Gérassimos STEPHANATOS:
Repenser la psyché comme imagination radicale
A partir de la conception freudienne et l'apport "antinomique" de
Freud à la question de l'imagination, l'
Einbildung, Castoriadis
thèmatise l'élément imaginaire constituant de la psyché.
Sa définition de la psyché comme imagination radicale, c'est-à-dire
essentiellement comme émergence de représentations ou flux
représentatif/affectif/intentionnel non soumis à la déterminité,
implique des conséquences ontologiques, logiques, métapsychologiques,
mais aussi une redéfinition de la psychanalyse comme activité
pratico-poétique et une nouvelle conception du sujet.

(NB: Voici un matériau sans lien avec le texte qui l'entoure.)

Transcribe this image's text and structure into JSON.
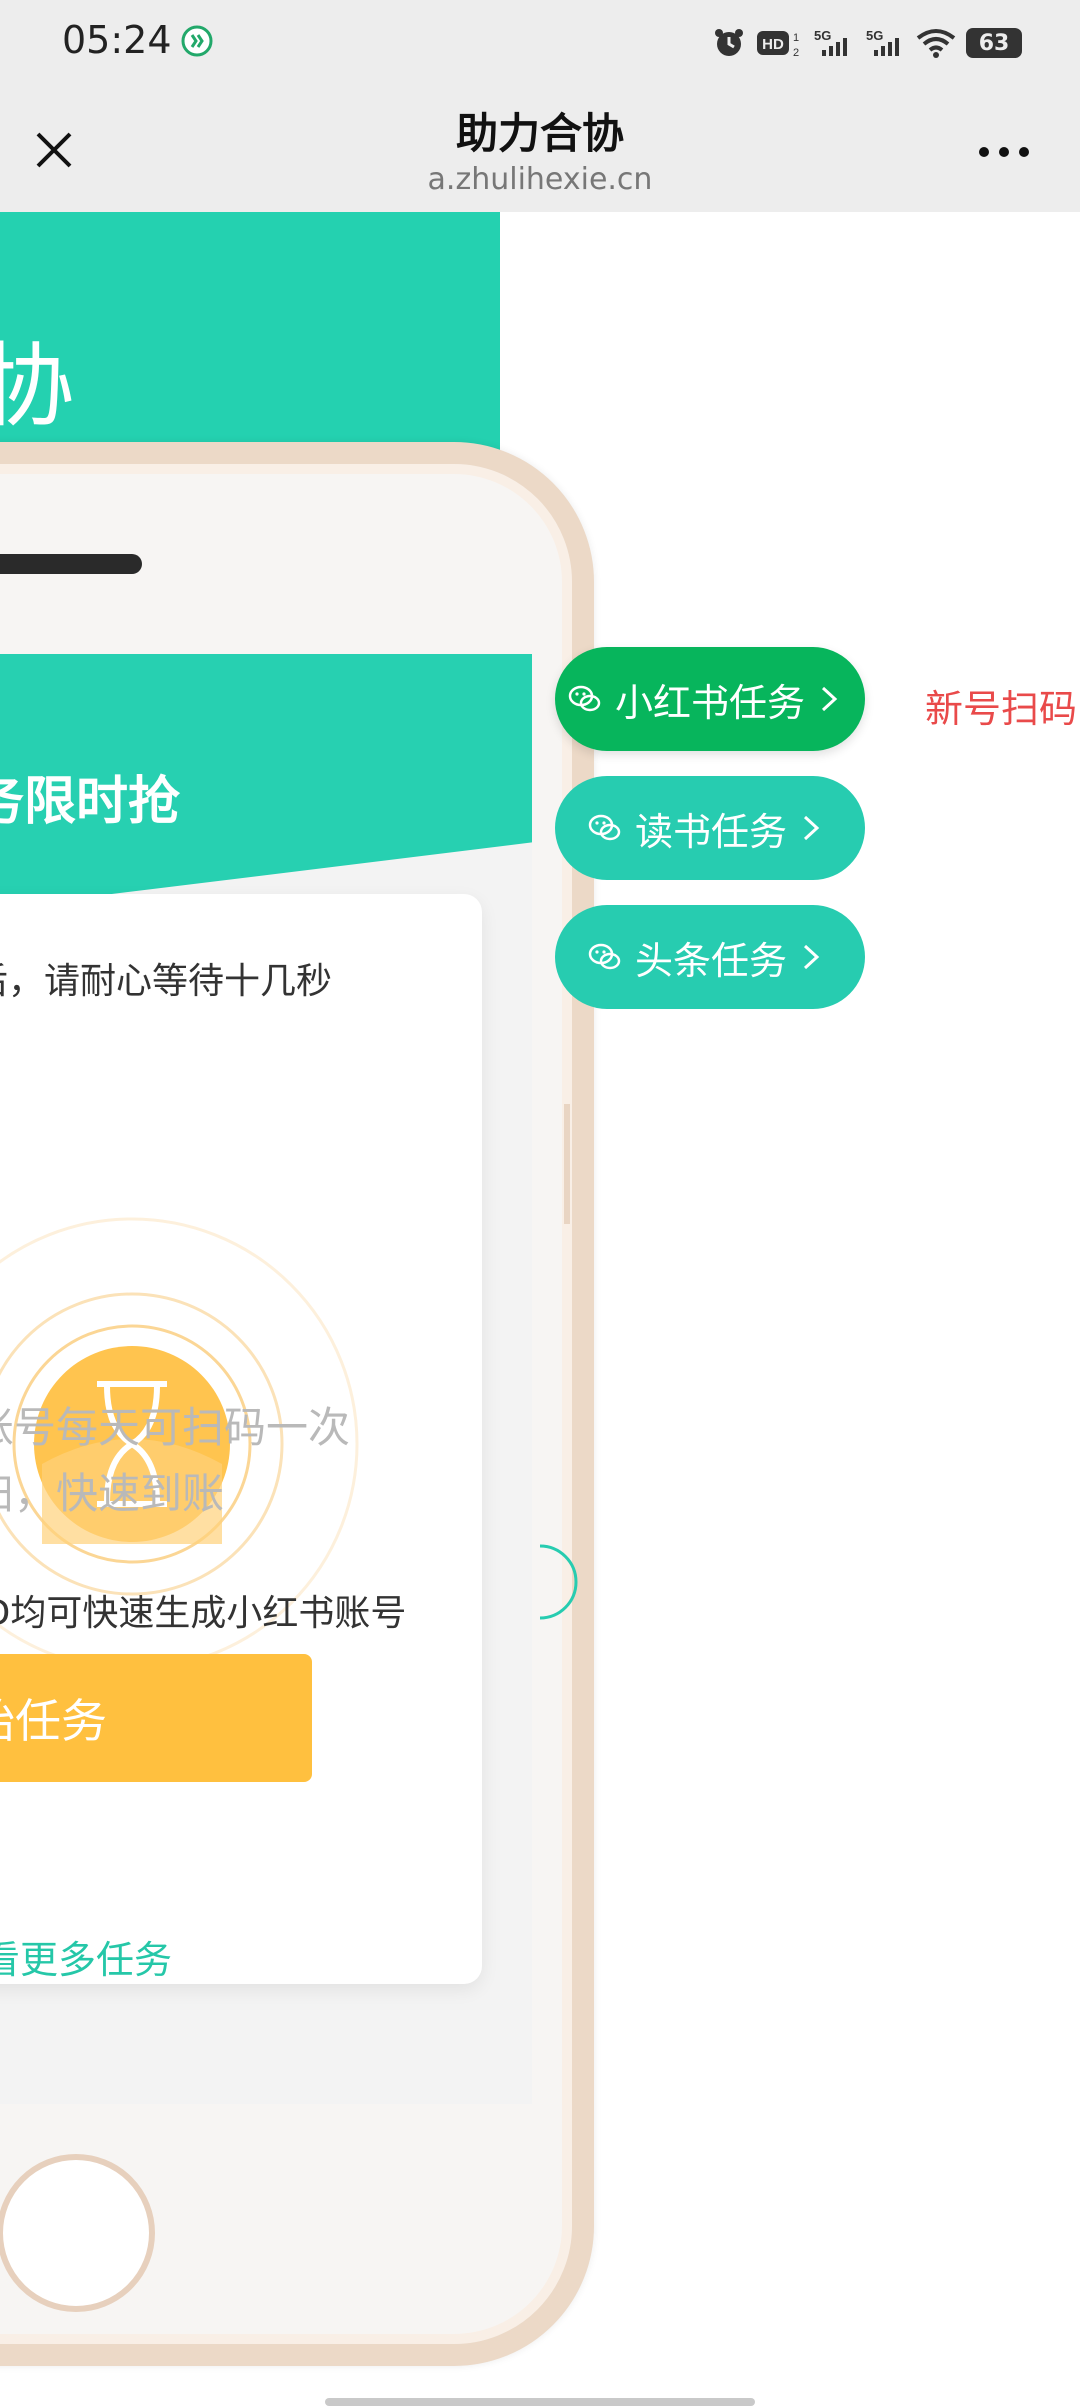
{
  "status_bar": {
    "time": "05:24",
    "battery": "63",
    "icons": [
      "alarm-icon",
      "hd-icon",
      "signal-5g-icon",
      "signal-5g-icon",
      "wifi-icon",
      "battery-icon"
    ]
  },
  "title_bar": {
    "title": "助力合协",
    "subtitle": "a.zhulihexie.cn"
  },
  "header": {
    "title_fragment": "协"
  },
  "phone_screen": {
    "title": "务限时抢",
    "hint": "后，请耐心等待十几秒",
    "desc_line1": "账号每天可扫码一次",
    "desc_line2": "扫，快速到账",
    "note": "ID均可快速生成小红书账号",
    "start_button": "开始任务",
    "more_tasks": "看更多任务"
  },
  "tasks": [
    {
      "label": "小红书任务",
      "color": "#07b55c"
    },
    {
      "label": "读书任务",
      "color": "#27ccb0"
    },
    {
      "label": "头条任务",
      "color": "#27ccb0"
    }
  ],
  "side_note": "新号扫码"
}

Nous insisterons sur l'apport de Castoriadis à la psychanalyse,
et plus précisement à sa théorie de la représentation
et de la fantasmatisation qui rencontre, à notre sens, celle de l'activité
représentative pictographique chez Piera Aulagnier. Nous envisagerons
également la relation du "Je" avec des significations "imaginaires
sociales", dans le cadre de sa théorisation du processus de la socialisation
nécessaire de la monade psychique.
Fernando URRIBARRI: Les carrefours
de la sublimation: de la socialisation à l'autonomie
La notion freudienne de sublimation, centrale dans la pensée de
Cornelius Castoriadis, est reprise et re-élaborée tout au
long de son œuvre d’une façon très originale mais pas très
systématique. Dans le chapitre VI de
L'Institution Imaginaire
de la société la notion de sublimation est replacée
et modifiée à travers sa double articulation avec l'imagination
radicale de la psyché et le processus de socialisation. Par
conséquent certaines dimensions fondamentales du processus sublimatoire
sont revisitées méta-psychologiquement: son objet — défini
comme "signification imaginaire sociale" — sa topique, son économie
etc. Dans son œuvre ultérieure la notion de sublimation sera enrichie,
directement et indirectement, par le rôle que Castoriadis lui
confère dans sa théorisation du sujet humain, notamment dans
son rapport avec la passion, la réflexion et la subjectivité
autonome. Je voudrais donc d'abord présenter et argumenter l'idée
selon laquelle il y a, chez Castoriadis, une conception élargie de
la sublimation, que j'essaierai d'esquisser et d'articuler méta-psychologiquement.
Puis, je discuterai les conséquences décisives de cette conception
sur l'élucidation de la question de la créativité et
l'autonomie individuelles.
Harald WOLF: Renouvellement ou crise de
l'imaginaire capitaliste?
Cette contribution met en question l’imaginaire capitaliste : son noyau
chez Castoriadis — maîtrise (pseudo)rationnelle, organisation bureaucratique
— et ses métamorphoses contemporains. On a parlé d’un "nouvel
esprit du capitalisme“ (Boltanski/Chiapello): organisation en réseau
des projets, autonomie relative du travail. Ces mutations de l’idéologie
managériale et le développement correspondant de l’institution
de l’organisation et du travail signifient-ils un véritable renouvellement
de l’imaginaire capitaliste? Ou bien ces changements, avec leurs contradictions
et leurs limites, sont-ils, au contraire, l’indice d’une crise profonde
de la capacité d’innovation et de mobilisation des significations
imaginaires sociales centrales du capitalisme?